Quand faut-il opérer ?

La chirurgie n’est envisagée que pour les fissures chroniques résistant à un traitement médical bien conduit, ou d’emblée compliquées. Réalisée par un proctologue, elle vise à lever l’hypertonie du sphincter qui empêche la cicatrisation et à traiter la lésion. Les techniques actuelles offrent d’excellents résultats avec un faible risque pour la continence lorsqu’elles sont bien indiquées. La décision se prend après un examen spécialisé et une discussion des bénéfices attendus.

Questions fréquentes

Une fissure peut-elle devenir un cancer ?
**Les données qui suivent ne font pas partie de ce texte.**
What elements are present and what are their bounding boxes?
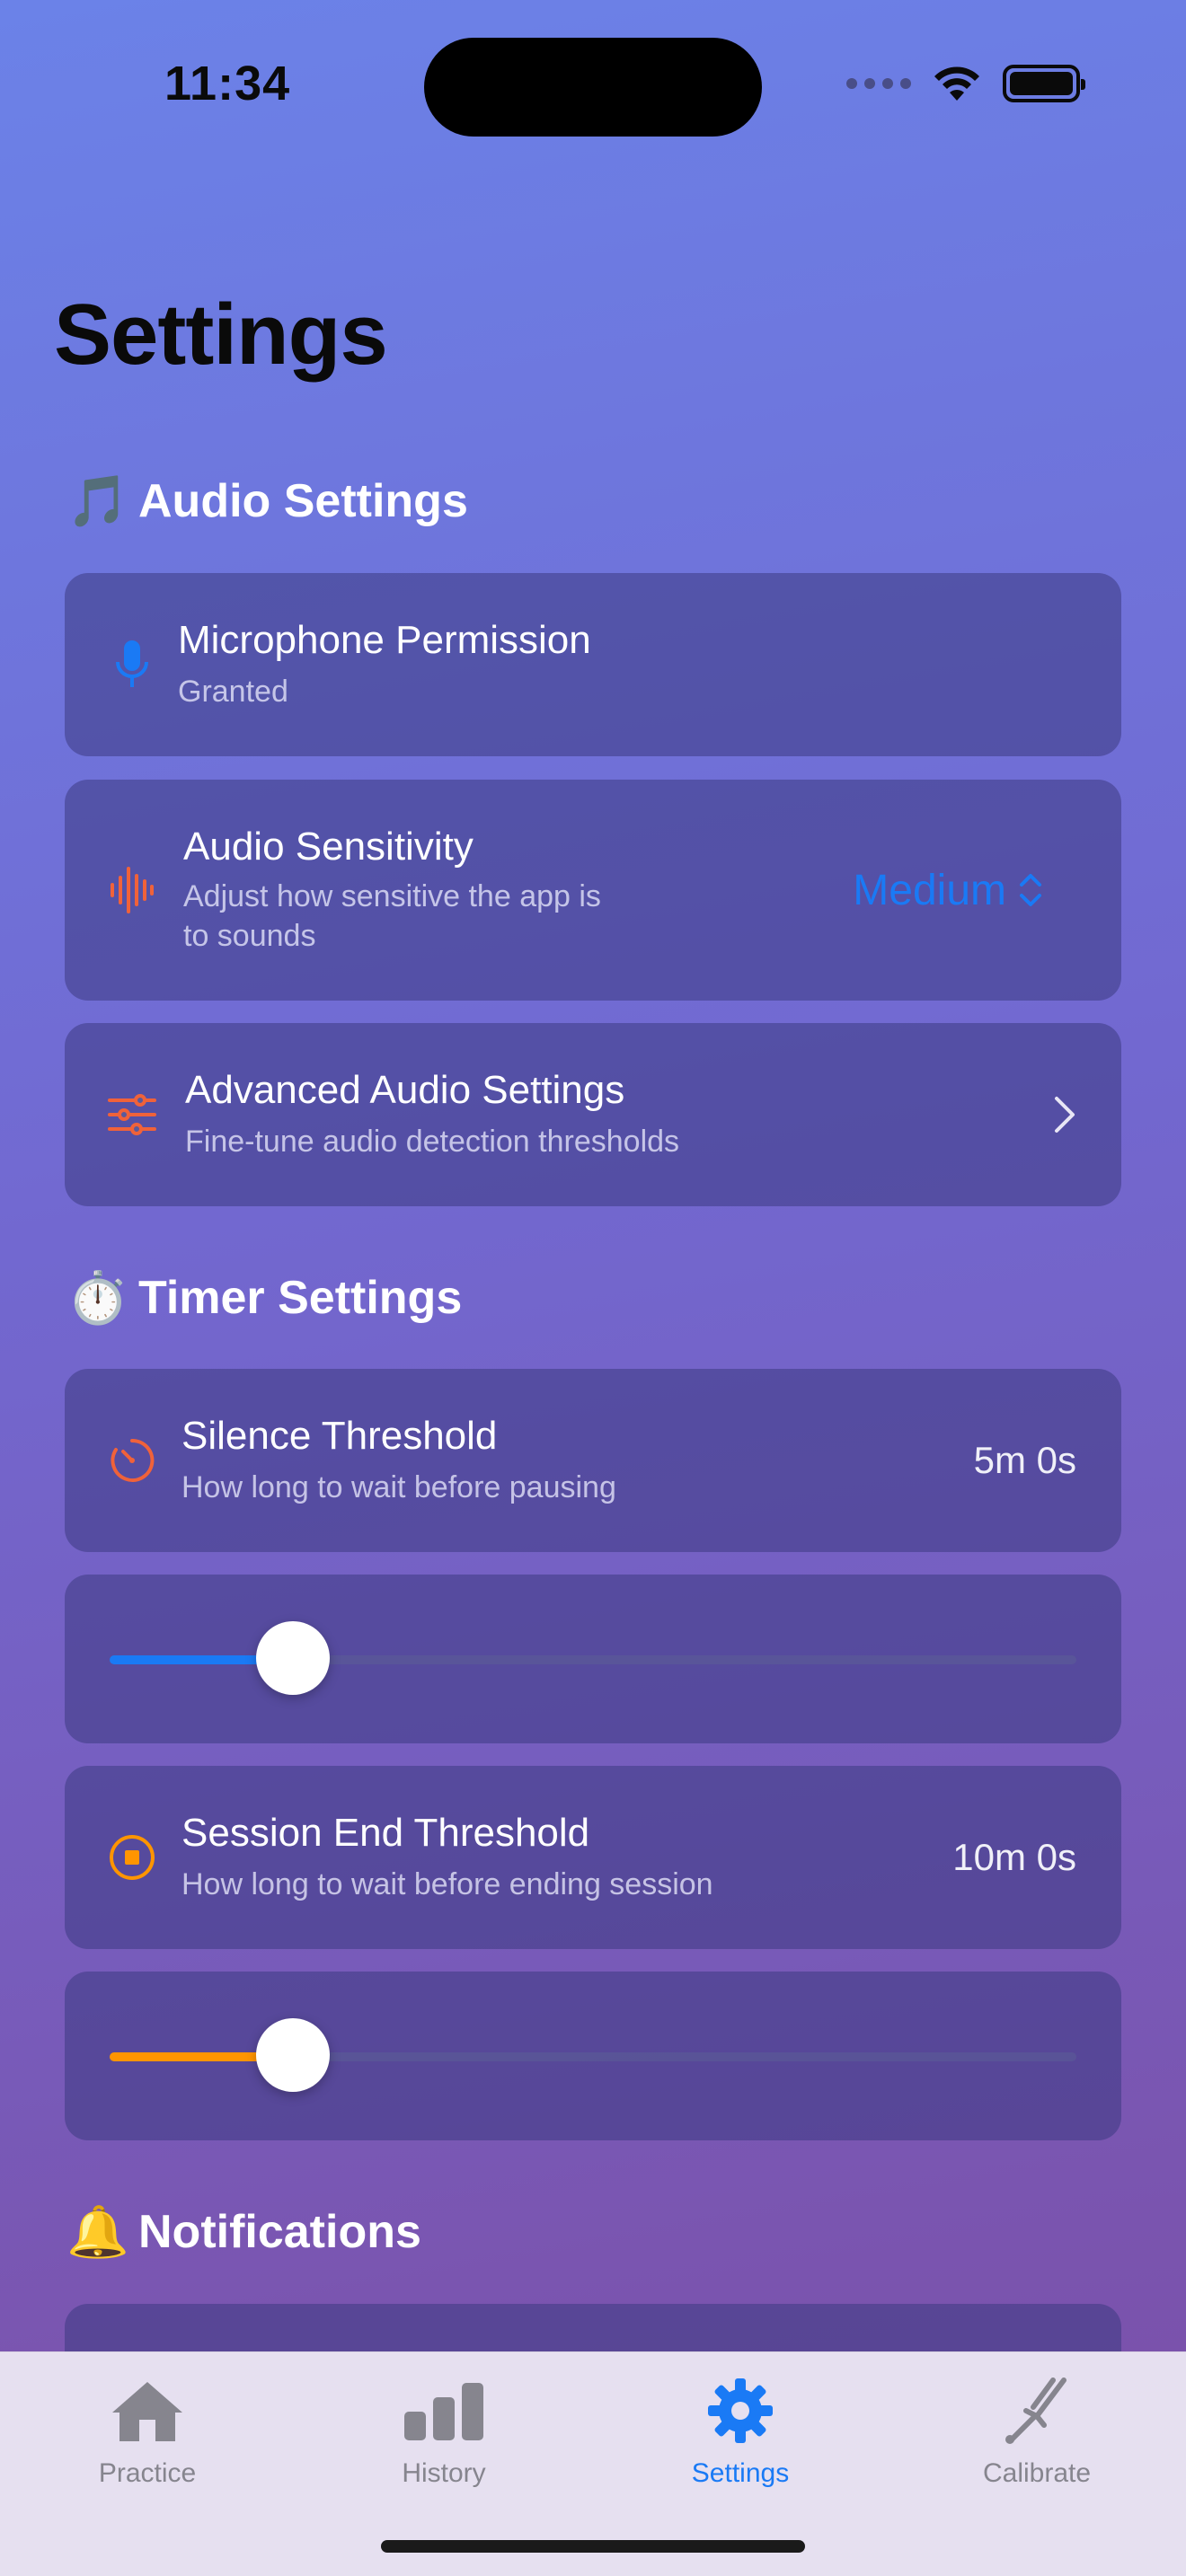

Non. La fissure anale est une lésion bénigne, sans lien avec le cancer. En revanche, une lésion d’aspect atypique doit toujours être examinée pour confirmer qu’il s’agit bien d’une fissure.

Peut-on faire du sport avec une fissure ?

Oui, l’activité physique est même bénéfique pour le transit. On évite simplement, en phase douloureuse, les activités qui accentuent la gêne, comme le vélo prolongé.

Les crèmes en vente libre suffisent-elles ?

Elles peuvent soulager, mais ne traitent pas la cause. Si la douleur persiste plus de quelques jours, mieux vaut consulter pour un traitement adapté et écarter une autre origine.

Les bains de siège et les gestes simples qui soulagent

Parmi les mesures de confort, les bains de siège tièdes tiennent une place particulière : s’asseoir quelques minutes dans une eau tiède, deux à trois fois par jour et notamment après la selle, détend la musculature de la région et apaise la douleur. Une hygiène douce, sans frottement agressif ni savon irritant, préserve la cicatrisation. On veille aussi à sécher délicatement la zone. Ces gestes simples, associés à la régularisation du transit et aux traitements prescrits, forment le socle du traitement des fissures aiguës et améliorent nettement le confort au quotidien.

Le rôle central du transit

On ne le répétera jamais assez : la clé de la guérison et de la prévention est un transit souple. Des selles molles et faciles à évacuer épargnent la lésion et laissent le temps à la cicatrisation de se faire. Cela passe par un apport suffisant en fibres, une hydratation régulière tout au long de la journée, une activité physique et, si nécessaire, des laxatifs doux prescrits pour une durée adaptée. À l’inverse, retenir ses selles par peur de la douleur aggrave la constipation et entretient la fissure : rompre ce réflexe est essentiel.

Fissure ou hémorroïdes ?

La douleur anale intense déclenchée par la selle évoque plutôt une fissure ; une tuméfaction bleutée brutale oriente vers une thrombose hémorroïdaire. Les deux peuvent d’ailleurs coexister. Seul l’examen permet de trancher — d’où l’intérêt de consulter plutôt que de s’auto-traiter longtemps.